January 23, 2009
“I have had the rare privilege of observing events over such a long time. I receive information and meditate calmly on those events,” he wrote. “I expect I won’t enjoy that privilege in four years, when Obama’s first presidential term has ended.”
He did not elaborate, but the lines had the ring of a farewell, and Castro suggested that he was on his way out.
“I have reduced the Reflections as I had planned this year, so I won’t interfere or get in the way of the party or government comrades in the constant decisions they must make,” he wrote.

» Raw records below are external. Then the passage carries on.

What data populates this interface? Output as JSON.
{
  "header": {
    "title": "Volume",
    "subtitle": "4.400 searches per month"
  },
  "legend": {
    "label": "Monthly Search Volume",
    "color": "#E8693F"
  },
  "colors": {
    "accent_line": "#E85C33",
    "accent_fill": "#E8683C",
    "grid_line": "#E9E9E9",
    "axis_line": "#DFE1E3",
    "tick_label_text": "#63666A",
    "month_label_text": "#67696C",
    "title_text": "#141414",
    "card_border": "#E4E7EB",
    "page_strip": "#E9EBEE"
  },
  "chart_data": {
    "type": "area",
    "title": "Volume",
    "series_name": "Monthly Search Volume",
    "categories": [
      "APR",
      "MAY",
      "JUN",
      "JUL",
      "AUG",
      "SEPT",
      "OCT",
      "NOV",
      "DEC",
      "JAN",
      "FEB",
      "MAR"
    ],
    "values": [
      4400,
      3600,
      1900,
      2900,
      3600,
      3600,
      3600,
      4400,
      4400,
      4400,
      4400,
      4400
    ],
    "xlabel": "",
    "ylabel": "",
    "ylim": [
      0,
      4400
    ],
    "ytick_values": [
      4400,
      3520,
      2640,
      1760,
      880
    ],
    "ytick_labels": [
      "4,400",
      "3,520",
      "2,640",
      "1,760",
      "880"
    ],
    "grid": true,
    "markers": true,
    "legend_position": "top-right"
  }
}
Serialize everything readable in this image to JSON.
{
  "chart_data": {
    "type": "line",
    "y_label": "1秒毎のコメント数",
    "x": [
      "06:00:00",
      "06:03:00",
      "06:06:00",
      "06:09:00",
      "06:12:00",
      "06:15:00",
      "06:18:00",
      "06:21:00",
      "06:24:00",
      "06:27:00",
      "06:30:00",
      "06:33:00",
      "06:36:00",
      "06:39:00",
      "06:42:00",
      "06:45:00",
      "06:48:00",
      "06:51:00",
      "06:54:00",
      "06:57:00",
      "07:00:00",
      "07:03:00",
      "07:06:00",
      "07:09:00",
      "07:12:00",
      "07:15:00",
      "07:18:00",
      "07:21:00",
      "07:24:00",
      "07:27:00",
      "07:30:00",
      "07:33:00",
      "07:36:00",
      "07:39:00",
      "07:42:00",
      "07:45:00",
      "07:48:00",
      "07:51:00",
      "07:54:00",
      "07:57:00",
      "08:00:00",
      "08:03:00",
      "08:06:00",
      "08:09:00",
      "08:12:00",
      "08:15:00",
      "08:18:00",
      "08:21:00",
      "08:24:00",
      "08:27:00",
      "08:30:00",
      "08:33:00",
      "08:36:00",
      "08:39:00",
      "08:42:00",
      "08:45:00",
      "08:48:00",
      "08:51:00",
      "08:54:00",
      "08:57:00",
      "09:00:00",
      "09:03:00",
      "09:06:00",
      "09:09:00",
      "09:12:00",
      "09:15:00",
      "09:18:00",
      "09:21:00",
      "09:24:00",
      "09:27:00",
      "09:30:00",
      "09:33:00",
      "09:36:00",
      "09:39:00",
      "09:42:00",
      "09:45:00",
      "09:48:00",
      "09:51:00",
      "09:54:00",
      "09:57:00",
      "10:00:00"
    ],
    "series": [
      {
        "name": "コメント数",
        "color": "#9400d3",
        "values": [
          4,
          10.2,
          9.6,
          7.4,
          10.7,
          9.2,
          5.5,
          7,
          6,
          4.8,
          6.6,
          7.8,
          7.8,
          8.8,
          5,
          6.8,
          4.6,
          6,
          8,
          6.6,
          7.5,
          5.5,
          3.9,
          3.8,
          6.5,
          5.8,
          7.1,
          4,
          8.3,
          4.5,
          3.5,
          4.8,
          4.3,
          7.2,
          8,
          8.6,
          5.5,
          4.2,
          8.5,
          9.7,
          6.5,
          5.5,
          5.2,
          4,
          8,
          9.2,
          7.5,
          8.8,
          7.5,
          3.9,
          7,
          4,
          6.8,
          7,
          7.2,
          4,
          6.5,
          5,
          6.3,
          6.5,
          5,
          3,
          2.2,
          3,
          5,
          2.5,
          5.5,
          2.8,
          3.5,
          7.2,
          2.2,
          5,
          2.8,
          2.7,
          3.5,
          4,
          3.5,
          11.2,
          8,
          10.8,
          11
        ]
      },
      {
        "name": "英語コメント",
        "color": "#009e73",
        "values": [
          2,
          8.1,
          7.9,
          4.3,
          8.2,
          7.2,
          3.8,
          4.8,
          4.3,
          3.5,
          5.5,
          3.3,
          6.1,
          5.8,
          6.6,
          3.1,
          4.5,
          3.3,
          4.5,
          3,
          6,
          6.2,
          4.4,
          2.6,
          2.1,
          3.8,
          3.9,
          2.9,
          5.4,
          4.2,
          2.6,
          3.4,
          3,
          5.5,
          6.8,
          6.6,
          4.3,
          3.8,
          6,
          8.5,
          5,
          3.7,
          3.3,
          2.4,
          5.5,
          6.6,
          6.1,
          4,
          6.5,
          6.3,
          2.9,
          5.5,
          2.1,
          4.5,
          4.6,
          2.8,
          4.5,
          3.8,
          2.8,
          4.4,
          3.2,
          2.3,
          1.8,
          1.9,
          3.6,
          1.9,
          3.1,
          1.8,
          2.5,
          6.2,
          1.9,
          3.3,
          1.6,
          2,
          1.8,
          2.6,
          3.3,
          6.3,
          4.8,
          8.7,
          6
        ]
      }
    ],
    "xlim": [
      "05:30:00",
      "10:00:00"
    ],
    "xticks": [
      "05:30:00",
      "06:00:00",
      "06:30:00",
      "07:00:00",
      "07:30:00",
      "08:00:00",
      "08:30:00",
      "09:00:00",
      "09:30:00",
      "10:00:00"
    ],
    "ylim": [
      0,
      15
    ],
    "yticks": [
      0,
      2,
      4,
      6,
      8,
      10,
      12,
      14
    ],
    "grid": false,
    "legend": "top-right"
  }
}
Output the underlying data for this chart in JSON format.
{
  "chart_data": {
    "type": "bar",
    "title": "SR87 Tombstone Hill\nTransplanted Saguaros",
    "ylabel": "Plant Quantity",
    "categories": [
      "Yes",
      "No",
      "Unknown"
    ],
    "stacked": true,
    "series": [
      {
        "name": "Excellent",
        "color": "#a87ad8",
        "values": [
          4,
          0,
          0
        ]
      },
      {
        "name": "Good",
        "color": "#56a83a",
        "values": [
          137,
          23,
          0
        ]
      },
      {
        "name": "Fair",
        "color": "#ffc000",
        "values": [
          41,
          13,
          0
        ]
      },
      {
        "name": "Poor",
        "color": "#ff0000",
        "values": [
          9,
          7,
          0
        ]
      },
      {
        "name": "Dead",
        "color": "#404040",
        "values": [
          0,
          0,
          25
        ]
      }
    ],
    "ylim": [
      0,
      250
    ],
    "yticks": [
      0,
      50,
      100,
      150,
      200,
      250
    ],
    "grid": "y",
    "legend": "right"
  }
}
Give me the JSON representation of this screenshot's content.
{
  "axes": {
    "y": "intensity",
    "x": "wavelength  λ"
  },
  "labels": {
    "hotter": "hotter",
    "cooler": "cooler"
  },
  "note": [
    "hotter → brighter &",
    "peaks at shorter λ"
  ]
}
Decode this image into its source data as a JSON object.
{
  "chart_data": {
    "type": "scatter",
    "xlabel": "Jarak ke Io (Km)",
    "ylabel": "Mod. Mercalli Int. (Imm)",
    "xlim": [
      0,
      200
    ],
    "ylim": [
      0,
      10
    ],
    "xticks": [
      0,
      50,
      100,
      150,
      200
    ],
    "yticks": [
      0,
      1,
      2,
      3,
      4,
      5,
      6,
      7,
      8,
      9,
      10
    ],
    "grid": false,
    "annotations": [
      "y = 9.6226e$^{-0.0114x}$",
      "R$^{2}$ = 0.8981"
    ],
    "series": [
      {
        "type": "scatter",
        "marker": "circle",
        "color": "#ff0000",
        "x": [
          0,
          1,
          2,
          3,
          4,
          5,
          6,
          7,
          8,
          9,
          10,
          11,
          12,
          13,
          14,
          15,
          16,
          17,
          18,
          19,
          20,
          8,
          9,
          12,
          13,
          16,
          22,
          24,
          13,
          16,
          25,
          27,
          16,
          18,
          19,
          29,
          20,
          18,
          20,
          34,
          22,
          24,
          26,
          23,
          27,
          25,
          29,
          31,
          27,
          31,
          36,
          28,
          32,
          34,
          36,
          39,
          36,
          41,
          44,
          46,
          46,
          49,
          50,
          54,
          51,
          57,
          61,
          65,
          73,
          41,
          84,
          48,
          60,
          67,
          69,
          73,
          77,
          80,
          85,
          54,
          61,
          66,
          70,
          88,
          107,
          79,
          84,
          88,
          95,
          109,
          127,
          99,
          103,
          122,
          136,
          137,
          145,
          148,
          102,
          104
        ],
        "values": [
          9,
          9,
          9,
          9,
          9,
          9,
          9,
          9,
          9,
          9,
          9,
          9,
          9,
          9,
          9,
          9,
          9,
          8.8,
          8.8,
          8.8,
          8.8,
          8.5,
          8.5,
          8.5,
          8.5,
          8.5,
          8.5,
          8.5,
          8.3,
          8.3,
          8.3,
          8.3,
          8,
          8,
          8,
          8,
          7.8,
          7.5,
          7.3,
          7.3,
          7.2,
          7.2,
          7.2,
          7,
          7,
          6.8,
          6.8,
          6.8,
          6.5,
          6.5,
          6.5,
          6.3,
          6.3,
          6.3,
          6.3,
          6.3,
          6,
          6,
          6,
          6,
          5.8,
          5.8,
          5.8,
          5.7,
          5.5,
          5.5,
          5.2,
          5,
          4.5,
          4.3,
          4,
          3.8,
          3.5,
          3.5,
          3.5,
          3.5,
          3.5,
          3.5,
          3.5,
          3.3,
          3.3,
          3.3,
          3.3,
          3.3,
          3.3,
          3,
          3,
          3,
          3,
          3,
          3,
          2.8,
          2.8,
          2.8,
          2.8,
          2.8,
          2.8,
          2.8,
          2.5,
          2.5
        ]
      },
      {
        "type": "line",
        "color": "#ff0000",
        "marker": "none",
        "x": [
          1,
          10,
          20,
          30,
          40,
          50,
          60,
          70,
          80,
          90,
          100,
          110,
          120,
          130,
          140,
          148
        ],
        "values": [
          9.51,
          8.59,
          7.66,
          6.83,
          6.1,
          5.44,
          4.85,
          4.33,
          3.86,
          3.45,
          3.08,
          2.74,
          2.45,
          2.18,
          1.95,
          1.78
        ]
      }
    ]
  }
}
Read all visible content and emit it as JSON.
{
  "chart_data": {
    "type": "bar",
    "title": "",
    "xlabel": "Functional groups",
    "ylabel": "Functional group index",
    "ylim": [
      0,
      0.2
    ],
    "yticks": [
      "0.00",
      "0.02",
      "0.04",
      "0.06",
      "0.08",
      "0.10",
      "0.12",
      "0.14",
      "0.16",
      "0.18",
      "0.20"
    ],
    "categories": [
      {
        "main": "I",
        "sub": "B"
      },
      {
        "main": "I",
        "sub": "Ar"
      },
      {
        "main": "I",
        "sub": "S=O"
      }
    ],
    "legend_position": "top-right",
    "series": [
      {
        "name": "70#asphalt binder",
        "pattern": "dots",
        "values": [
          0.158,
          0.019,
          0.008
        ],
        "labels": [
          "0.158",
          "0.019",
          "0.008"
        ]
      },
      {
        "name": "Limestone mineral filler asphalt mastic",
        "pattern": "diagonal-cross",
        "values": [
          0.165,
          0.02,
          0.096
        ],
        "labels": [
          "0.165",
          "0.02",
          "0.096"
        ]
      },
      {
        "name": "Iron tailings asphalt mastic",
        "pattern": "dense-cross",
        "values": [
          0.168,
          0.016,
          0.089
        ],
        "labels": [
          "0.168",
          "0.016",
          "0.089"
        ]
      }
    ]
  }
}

They are diligently read in full at the top of midday and nightly radio and television newscasts. At times, they have even appeared to contradict the words of his brother, the president, prompting speculation over who is really in charge.
The bulk of Thursday’s column was devoted to praising Obama, the 11th U.S. president since the Cuban revolution, in part for his decision to close the U.S. prison at Guantánamo Bay. Castro recalled his thoughts Tuesday as he watched Obama assume the “leadership of the empire.”
“The intelligent and noble face of the first black president of the United States,” he wrote, “had transformed itself under the inspiration of Abraham Lincoln and Martin Luther King into a living symbol of the American dream.”
Obama has said he will not end the U.S. embargo on Cuba without democratic reforms on the island, but will ease limits on Cuban-Americans’ visits there and on the money they send home to relatives. He has also offered to negotiate personally with Raúl Castro.
The column was Fidel Castro’s second in as many days. Before that, he hadn’t been heard from in more than a month, fueling rumors that he had suffered a stroke or lapsed into a coma. Those rumors were dispelled on Wednesday when President Cristina Fernández de Kirchner of Argentina met with him.